According to recent data, over 14 billion records have been compromised by cybercriminals in the last seven years alone and that’s just those reported from countries with mandatory disclosure legislation.

That’s more than twice the number of people walking on the face of this planet.

”If an organisation is breached because the security product they are using fails, the vendor holds no responsibility”

The reason for this is that cybersecurity product vendors have failed to keep pace with the skills, ingenuity, and adaptability of the threat actors of today. They are a step behind the threats when clearly, their job is to be a step ahead.
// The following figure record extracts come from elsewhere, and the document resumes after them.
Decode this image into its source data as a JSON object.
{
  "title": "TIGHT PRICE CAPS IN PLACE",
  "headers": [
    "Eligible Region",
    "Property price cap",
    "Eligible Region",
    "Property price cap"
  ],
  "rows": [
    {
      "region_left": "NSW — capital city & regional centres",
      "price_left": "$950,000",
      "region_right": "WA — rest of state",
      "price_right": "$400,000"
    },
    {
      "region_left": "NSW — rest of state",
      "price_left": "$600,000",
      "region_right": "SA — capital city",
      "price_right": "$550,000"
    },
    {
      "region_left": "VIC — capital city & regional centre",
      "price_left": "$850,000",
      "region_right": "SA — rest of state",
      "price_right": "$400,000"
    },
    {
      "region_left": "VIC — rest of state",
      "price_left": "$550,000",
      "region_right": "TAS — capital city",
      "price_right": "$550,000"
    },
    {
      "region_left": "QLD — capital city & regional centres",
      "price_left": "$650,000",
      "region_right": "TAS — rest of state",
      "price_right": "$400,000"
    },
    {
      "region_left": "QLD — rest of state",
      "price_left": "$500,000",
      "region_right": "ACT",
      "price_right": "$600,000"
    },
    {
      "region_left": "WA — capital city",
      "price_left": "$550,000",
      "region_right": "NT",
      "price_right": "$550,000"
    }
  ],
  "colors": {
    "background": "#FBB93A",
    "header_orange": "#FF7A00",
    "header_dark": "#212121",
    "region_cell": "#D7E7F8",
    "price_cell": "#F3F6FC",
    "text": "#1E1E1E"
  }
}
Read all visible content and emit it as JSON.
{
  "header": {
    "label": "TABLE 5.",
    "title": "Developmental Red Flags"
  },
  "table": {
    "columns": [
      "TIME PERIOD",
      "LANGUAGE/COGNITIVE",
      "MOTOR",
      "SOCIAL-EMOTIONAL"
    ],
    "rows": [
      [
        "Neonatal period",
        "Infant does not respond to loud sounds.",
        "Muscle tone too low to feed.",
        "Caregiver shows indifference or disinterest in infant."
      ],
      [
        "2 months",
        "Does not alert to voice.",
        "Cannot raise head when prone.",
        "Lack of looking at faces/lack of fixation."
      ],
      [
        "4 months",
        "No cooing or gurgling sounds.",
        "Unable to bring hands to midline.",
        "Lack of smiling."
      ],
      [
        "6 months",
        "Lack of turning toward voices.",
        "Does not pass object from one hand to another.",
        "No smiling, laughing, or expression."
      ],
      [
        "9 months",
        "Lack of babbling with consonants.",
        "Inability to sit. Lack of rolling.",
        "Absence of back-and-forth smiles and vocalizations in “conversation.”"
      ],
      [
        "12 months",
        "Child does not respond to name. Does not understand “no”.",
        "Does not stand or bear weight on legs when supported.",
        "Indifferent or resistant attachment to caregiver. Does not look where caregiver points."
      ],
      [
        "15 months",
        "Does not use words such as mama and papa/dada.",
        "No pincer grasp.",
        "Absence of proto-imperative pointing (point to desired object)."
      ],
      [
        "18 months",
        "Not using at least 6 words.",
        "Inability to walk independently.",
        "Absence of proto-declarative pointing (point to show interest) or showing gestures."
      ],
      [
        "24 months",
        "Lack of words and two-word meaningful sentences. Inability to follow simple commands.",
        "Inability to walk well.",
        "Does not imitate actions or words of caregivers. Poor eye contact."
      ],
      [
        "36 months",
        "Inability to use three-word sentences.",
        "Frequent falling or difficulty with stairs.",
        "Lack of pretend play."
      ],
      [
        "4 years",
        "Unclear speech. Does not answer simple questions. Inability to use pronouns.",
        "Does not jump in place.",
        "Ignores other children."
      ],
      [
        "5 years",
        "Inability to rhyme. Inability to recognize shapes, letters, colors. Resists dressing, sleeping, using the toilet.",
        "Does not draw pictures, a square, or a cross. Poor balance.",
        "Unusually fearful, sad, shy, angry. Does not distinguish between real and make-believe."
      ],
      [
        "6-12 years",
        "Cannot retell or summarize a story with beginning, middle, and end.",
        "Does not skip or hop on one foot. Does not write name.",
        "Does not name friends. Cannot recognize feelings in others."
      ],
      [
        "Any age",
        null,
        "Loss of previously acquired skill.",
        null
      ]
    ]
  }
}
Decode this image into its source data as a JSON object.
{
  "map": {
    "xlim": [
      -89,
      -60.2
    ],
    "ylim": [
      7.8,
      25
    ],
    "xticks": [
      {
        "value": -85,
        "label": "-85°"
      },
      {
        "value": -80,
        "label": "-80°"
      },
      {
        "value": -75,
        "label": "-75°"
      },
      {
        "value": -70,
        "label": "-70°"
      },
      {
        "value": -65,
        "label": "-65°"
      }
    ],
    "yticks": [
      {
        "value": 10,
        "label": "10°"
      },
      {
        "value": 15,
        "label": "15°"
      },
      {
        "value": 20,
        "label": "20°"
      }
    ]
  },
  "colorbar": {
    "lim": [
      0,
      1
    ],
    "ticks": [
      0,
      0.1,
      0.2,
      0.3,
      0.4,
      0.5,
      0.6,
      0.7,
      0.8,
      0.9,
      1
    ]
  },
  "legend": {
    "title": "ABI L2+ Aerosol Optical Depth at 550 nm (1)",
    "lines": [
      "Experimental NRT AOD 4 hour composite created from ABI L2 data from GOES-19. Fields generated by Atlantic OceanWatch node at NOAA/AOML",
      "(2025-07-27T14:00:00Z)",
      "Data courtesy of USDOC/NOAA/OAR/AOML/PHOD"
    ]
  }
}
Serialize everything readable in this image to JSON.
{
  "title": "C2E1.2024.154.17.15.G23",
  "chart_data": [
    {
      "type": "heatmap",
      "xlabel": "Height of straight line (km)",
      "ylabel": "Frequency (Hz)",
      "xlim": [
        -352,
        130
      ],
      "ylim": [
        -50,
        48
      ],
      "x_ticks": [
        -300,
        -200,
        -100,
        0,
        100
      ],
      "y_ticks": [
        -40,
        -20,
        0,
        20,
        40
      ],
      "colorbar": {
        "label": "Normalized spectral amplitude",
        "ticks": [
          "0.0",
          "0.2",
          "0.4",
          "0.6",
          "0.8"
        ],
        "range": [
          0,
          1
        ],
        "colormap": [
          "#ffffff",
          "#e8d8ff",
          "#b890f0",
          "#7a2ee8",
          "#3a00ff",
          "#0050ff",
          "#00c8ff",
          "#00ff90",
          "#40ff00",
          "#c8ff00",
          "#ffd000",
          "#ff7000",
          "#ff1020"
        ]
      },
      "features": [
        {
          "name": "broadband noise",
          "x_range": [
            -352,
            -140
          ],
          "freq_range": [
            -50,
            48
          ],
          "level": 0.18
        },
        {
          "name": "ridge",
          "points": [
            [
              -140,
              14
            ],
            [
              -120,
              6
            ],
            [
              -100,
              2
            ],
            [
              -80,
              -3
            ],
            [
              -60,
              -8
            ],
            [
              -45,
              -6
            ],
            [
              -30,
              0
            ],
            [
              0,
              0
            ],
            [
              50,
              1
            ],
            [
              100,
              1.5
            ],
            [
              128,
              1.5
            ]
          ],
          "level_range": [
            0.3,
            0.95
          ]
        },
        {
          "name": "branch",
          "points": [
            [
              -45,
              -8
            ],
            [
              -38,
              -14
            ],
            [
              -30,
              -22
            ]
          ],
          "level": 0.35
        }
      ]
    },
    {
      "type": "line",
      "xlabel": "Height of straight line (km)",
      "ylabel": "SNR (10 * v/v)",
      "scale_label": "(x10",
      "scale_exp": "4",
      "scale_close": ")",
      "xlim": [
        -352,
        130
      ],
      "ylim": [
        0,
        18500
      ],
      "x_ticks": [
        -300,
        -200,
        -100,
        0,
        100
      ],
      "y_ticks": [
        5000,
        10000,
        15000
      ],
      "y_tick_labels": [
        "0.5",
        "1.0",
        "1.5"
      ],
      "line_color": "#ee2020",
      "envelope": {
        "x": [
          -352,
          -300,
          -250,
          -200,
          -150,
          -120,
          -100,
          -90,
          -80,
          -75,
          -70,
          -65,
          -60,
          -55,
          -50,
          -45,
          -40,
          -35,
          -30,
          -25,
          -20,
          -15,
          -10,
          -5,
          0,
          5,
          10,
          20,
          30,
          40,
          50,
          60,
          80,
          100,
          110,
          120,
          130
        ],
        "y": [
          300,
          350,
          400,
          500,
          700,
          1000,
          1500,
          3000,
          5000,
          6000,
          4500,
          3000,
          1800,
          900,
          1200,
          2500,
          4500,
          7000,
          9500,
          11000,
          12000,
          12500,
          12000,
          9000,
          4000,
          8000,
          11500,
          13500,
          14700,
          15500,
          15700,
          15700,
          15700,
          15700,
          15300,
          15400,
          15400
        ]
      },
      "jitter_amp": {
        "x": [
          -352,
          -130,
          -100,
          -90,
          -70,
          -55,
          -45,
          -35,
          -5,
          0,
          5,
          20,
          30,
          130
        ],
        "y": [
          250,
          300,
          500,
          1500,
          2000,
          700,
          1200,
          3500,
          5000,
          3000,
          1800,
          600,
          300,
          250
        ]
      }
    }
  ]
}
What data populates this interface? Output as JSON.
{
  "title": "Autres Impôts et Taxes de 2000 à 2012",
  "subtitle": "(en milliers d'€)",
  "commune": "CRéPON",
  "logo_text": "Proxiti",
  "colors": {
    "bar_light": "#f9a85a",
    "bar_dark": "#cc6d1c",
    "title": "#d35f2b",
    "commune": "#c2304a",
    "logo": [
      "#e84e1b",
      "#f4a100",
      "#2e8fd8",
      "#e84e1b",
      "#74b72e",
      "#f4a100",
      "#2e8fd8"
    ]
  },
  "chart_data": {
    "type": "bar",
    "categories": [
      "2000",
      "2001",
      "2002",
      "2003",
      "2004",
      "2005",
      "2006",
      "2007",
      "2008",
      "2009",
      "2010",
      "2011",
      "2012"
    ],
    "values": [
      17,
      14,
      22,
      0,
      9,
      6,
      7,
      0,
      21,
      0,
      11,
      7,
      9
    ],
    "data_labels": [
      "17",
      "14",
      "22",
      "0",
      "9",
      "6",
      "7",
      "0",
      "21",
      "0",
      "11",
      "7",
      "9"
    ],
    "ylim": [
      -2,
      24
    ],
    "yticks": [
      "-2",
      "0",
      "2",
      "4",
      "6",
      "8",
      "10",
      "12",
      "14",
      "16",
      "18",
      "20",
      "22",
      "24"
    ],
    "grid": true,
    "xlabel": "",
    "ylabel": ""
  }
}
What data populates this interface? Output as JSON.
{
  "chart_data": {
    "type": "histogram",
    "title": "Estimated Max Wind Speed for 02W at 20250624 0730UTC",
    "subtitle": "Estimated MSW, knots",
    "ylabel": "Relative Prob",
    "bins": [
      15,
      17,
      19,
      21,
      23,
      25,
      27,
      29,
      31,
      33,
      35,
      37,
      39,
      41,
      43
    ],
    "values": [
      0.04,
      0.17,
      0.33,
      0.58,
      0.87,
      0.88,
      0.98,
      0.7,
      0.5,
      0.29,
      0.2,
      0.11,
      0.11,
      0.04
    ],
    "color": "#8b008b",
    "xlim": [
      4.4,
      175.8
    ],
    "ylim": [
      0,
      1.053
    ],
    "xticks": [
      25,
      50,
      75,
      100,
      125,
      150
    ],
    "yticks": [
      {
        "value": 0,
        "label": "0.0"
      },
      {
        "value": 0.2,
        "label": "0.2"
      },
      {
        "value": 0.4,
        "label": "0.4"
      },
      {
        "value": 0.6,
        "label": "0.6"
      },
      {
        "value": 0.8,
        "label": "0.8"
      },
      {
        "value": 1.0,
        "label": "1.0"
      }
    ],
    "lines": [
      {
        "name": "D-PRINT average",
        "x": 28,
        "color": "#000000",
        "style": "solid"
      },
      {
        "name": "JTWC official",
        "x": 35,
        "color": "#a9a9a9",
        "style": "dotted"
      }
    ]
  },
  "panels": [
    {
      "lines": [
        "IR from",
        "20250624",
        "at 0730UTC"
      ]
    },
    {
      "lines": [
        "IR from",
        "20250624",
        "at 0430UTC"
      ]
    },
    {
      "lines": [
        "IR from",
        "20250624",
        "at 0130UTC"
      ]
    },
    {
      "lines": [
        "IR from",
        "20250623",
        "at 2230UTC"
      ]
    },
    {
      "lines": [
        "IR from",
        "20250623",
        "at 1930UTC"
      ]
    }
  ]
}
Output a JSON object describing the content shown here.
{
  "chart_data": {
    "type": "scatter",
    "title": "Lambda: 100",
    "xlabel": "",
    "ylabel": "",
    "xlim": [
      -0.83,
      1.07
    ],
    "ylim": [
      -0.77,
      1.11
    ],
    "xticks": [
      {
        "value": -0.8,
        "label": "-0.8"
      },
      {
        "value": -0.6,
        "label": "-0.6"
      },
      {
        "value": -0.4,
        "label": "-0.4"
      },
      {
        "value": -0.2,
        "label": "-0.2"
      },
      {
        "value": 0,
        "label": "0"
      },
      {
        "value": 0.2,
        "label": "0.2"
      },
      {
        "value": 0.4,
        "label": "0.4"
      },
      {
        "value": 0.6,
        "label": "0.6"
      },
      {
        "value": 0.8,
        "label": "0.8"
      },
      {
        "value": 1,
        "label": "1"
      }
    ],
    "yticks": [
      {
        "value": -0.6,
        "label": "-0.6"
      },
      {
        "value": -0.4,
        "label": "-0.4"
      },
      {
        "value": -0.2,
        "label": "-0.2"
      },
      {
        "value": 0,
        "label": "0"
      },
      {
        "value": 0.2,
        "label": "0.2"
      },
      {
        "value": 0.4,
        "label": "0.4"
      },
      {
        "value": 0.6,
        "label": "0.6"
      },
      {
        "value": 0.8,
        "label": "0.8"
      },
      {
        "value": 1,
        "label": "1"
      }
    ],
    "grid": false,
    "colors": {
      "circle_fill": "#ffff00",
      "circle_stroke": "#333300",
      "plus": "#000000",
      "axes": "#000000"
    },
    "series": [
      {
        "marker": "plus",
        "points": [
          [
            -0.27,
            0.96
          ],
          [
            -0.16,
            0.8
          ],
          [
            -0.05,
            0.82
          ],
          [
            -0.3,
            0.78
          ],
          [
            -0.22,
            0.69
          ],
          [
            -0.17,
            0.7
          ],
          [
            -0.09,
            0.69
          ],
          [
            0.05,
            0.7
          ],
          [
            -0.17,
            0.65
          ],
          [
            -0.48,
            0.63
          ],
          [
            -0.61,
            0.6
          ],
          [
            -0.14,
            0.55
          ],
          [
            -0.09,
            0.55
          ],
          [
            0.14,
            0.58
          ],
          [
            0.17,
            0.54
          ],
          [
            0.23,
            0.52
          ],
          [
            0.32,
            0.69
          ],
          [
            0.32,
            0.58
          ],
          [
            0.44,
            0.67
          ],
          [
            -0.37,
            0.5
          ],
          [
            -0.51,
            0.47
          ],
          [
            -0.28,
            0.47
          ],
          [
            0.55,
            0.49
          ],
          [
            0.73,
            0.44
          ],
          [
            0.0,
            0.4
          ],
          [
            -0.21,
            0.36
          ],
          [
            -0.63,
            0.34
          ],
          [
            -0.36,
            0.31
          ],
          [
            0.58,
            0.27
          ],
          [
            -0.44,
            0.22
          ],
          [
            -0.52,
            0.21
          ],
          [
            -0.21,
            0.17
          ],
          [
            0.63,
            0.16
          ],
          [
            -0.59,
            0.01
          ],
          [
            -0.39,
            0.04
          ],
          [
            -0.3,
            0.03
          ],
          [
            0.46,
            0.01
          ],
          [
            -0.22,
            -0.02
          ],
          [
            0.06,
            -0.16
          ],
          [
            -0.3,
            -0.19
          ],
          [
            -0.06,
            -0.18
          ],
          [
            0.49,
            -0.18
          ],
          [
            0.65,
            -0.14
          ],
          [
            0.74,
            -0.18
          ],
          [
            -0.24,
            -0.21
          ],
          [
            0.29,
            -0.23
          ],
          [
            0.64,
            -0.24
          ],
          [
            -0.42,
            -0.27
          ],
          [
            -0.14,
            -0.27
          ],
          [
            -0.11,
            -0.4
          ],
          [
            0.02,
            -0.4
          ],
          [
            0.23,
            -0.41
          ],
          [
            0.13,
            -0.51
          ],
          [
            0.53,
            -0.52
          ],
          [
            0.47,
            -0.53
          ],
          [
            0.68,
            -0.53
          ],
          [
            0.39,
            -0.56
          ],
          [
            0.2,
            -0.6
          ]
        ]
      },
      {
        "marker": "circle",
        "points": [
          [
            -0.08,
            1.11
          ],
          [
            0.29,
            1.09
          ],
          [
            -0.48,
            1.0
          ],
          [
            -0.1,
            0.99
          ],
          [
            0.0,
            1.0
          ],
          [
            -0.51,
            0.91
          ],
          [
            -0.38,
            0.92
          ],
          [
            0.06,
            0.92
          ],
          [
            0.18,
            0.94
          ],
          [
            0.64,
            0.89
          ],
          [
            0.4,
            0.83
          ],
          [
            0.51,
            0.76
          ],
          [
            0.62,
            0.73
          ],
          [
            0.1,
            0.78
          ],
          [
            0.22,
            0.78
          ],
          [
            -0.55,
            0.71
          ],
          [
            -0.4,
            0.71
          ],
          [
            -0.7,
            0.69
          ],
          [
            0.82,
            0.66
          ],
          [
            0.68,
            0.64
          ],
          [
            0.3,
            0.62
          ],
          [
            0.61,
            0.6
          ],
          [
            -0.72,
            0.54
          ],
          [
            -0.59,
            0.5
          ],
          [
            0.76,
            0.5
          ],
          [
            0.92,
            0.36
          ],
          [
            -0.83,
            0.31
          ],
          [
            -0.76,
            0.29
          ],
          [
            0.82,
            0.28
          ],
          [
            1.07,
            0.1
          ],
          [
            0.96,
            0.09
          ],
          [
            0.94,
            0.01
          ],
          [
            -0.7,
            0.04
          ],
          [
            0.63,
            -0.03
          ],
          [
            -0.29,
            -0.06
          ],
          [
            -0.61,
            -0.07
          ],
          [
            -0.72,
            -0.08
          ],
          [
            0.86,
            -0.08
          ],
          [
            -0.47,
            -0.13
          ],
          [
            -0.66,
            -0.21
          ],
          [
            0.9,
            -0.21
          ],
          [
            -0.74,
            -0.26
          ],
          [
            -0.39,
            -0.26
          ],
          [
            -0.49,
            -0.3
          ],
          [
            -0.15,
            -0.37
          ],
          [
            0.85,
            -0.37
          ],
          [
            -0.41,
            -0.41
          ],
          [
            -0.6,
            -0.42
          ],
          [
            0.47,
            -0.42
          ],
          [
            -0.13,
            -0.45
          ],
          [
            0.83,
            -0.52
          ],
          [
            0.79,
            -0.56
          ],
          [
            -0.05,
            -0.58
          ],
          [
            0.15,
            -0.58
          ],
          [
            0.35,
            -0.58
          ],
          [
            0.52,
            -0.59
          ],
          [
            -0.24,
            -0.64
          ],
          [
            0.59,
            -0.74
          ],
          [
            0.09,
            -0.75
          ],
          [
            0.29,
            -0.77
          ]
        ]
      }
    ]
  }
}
Then businesses purchase security products to secure their systems, but they continue to get breached, and one of the biggest problems all comes down to vendor accountability.

Product specifications and Service Level Agreements (SLAs) in the cybersecurity industry are specifically worded to ensure that vendors hold no responsibility when their product doesn’t perform properly or is associated with a breach.

This means if an organisation is breached because the security product they are using fails, the vendor holds no responsibility. But why is this acceptable? If the vendor holds no responsibility, what is their motivation in preventing attacks?

If businesses and risk managers really want to improve their cyber resilience, they must demand more accountability from security vendors. They must exercise their rights as consumers and ask for refunds when products fail or don’t perform as expected.

”If an organisation buys an anti-malware software solution and then suffers from a ransomware attack, it needs to hold the vendor accountable ”

When a company or consumer buys a product or service, they expect it to work. If it doesn’t, they will demand their money back. This is a practice that needs to transfer to the cybersecurity industry as well.

If an organisation buys an anti-malware software solution and then suffers from a ransomware attack, it needs to hold the vendor accountable so they have motivation to improve the product and stop successful ransomware attacks from occurring again in the future.

If they don’t do this, cyber resilience will be impossible because cyber defenders will always be on the back foot.

This is the only way to motivate vendors to stop attacks and make sure their products are capable of protecting businesses as cybercrime surges and offensive tools continue to innovate.

So, what can businesses and risk managers do?

It all comes down to asking the right questions of vendors before SLAs are agreed, contracts are signed, and tools are deployed: These questions include:

  1. What is your liability if your product fails or is determined to be the source of a breach?
  2. Will I get a refund if your product fails, is breached or is implicated in a security incident?
  3. Does your company use the product? If so, how and will you provide evidence and a point of contact I can speak with?
  4. Does the service provide remote connectivity to any other third parties? If so, will you provide details to include your liability in the event of a breach associated with this connectivity?
  5. Will you provide details on the company ownership and supply chain for this service for purposes of a risk assessment?
  6. Are service components subject to routine vulnerability assessment scanning and security penetration testing? If so, will you provide evidence?
  7. Were service software components subject to secure development procedures and testing? If so, will you provide evidence?
  8. Are service components subject to regular security patching?
  9. Has your company been breached in the last five years?
  10. Will you provide ten customer references?

If real cyber resilience is the goal, it’s time companies [and their risk managers] gave security vendors the motivation to do more.

They must be held accountable when things go wrong, it is their duty to keep businesses secure, and businesses have a duty to keep their customer’s data safe.

When businesses ask the right questions of vendors and ensure the products they are deploying can keep up to pace with today’s threat actors, cyber resilience will be possible.

Now is the time to put this into practice.